Exhibit E also indicates that the applicant paid $48.60 for drugs prescribed by Dr. Folkestadt in December 1990. He is entitled to reimbursement for this expense. The only other bill for service rendered before January 31, 1992 is from the Ramsey Clinic in the amount of $70.00. However, the commission cannot tell what services this bill is associated with, so reimbursement of it is not ordered.

In sum, no benefits for additional permanent partial disability beyond that conceded are awarded. Medical expenses are awarded consistent with this decision. An interlocutory order is appropriate to preserve future claims with respect to indemnity under the vocational rehabilitation law, her loss of earning capacity claim, and future medical expenses.

NOW, THEREFORE, the Labor and Industry Review Commission makes this


The decision of the administrative law judge is modified to conform to the foregoing and, as modified, is affirmed.

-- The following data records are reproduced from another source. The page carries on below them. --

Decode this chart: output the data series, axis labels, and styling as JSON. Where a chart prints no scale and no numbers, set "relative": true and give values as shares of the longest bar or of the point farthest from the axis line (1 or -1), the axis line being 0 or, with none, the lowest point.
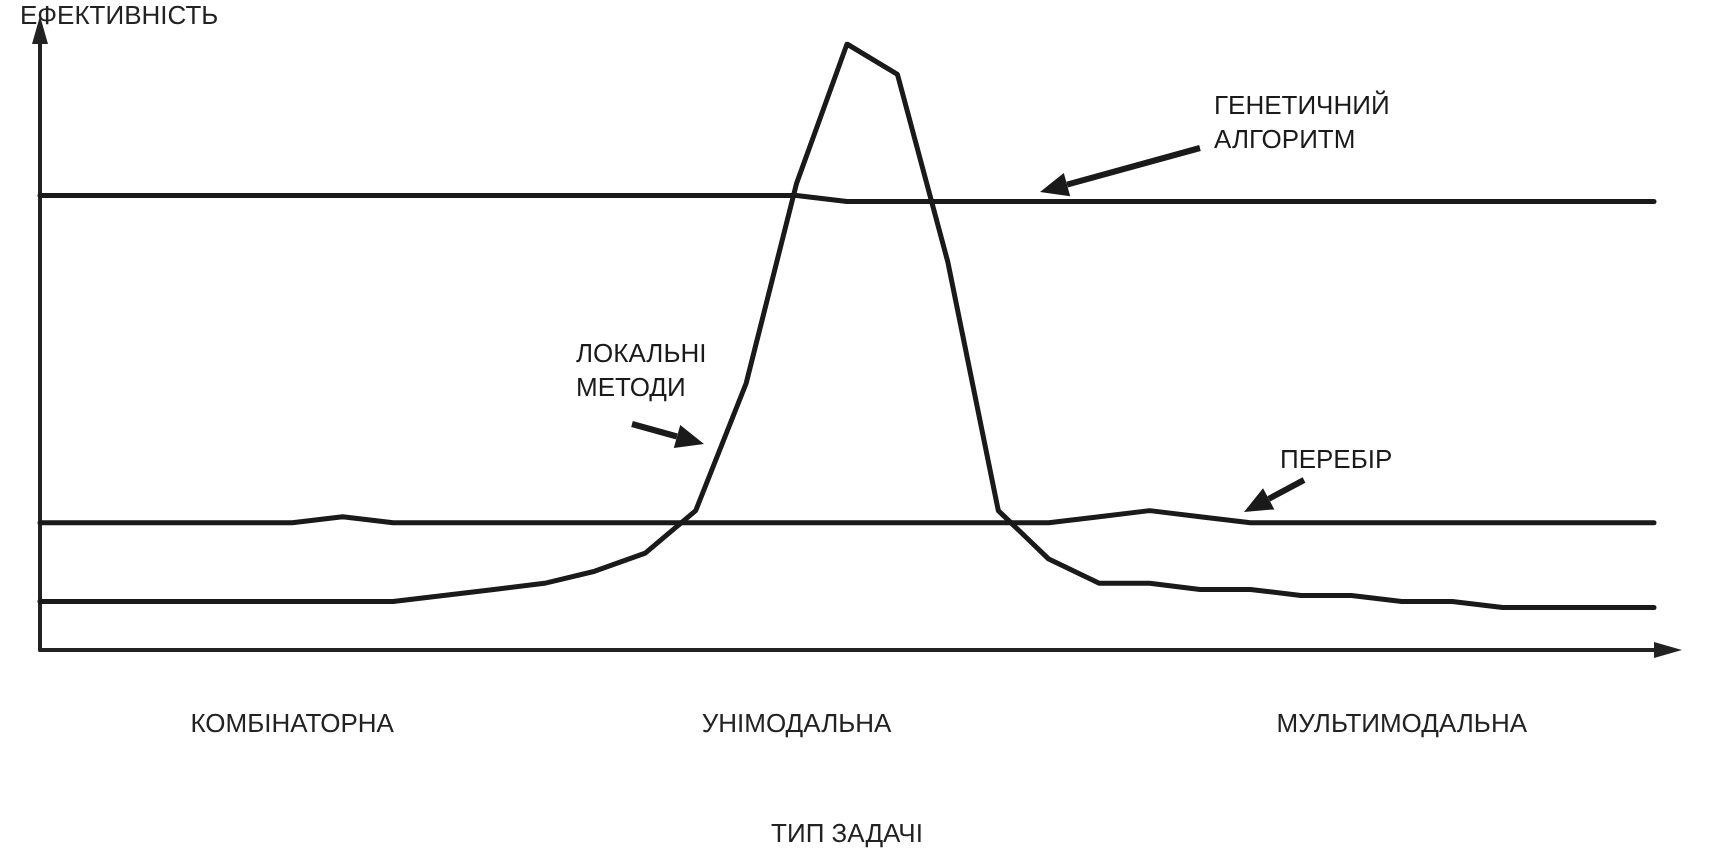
{
  "chart_data": {
    "type": "line",
    "relative": true,
    "xlabel": "ТИП ЗАДАЧІ",
    "ylabel": "ЕФЕКТИВНІСТЬ",
    "grid": false,
    "legend": false,
    "marker": "none",
    "line_style": "solid",
    "categories": [
      null,
      null,
      null,
      null,
      null,
      "КОМБІНАТОРНА",
      null,
      null,
      null,
      null,
      null,
      null,
      null,
      null,
      null,
      "УНІМОДАЛЬНА",
      null,
      null,
      null,
      null,
      null,
      null,
      null,
      null,
      null,
      null,
      null,
      "МУЛЬТИМОДАЛЬНА",
      null,
      null,
      null,
      null,
      null
    ],
    "series": [
      {
        "name": "ГЕНЕТИЧНИЙ АЛГОРИТМ",
        "color": "#1a1a1a",
        "values": [
          0.75,
          0.75,
          0.75,
          0.75,
          0.75,
          0.75,
          0.75,
          0.75,
          0.75,
          0.75,
          0.75,
          0.75,
          0.75,
          0.75,
          0.75,
          0.75,
          0.74,
          0.74,
          0.74,
          0.74,
          0.74,
          0.74,
          0.74,
          0.74,
          0.74,
          0.74,
          0.74,
          0.74,
          0.74,
          0.74,
          0.74,
          0.74,
          0.74
        ]
      },
      {
        "name": "ЛОКАЛЬНІ МЕТОДИ",
        "color": "#1a1a1a",
        "values": [
          0.08,
          0.08,
          0.08,
          0.08,
          0.08,
          0.08,
          0.08,
          0.08,
          0.09,
          0.1,
          0.11,
          0.13,
          0.16,
          0.23,
          0.44,
          0.77,
          1,
          0.95,
          0.64,
          0.23,
          0.15,
          0.11,
          0.11,
          0.1,
          0.1,
          0.09,
          0.09,
          0.08,
          0.08,
          0.07,
          0.07,
          0.07,
          0.07
        ]
      },
      {
        "name": "ПЕРЕБІР",
        "color": "#1a1a1a",
        "values": [
          0.21,
          0.21,
          0.21,
          0.21,
          0.21,
          0.21,
          0.22,
          0.21,
          0.21,
          0.21,
          0.21,
          0.21,
          0.21,
          0.21,
          0.21,
          0.21,
          0.21,
          0.21,
          0.21,
          0.21,
          0.21,
          0.22,
          0.23,
          0.22,
          0.21,
          0.21,
          0.21,
          0.21,
          0.21,
          0.21,
          0.21,
          0.21,
          0.21
        ]
      }
    ]
  }
}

Within 30 days from the date of this decision, the employer and insurer shall pay, as reimbursement for medical treatment expenses, Forty-eight dollars and sixty cents ($48.60) to the applicant and Five hundred eleven dollars and sixty-nine cents ($511.69) to Blue Cross Blue Shield.

Jurisdiction is reserved to permit further hearings, findings and orders with respect to: indemnity during vocational rehabilitation under secs. 102.61 and 102.43 (5), Stats.; permanent partial partial disability for loss of earning capacity during the statute of limitations under sec. 102.44 (6), Stats.; and future medical treatment expenses under sec. 102.42, Stats.

Dated and mailed at Madison, WI, September 29, 1994
ND 3.38

Pamela I. Anderson, Chairman

Richard T. Kreul, Commissioner

James R. Meier, Commissioner



Appealed to Circuit Court, which affirmed.  Appealed to Court of Appeals; reversed and remanded sub nom. Todd E. Lange v.  LIRC, Ideal Door Company and Fireman's Fund Ins. Co. 215 Wis. 2d 561, 573 N.W.2d 856 (Ct. App., 1997).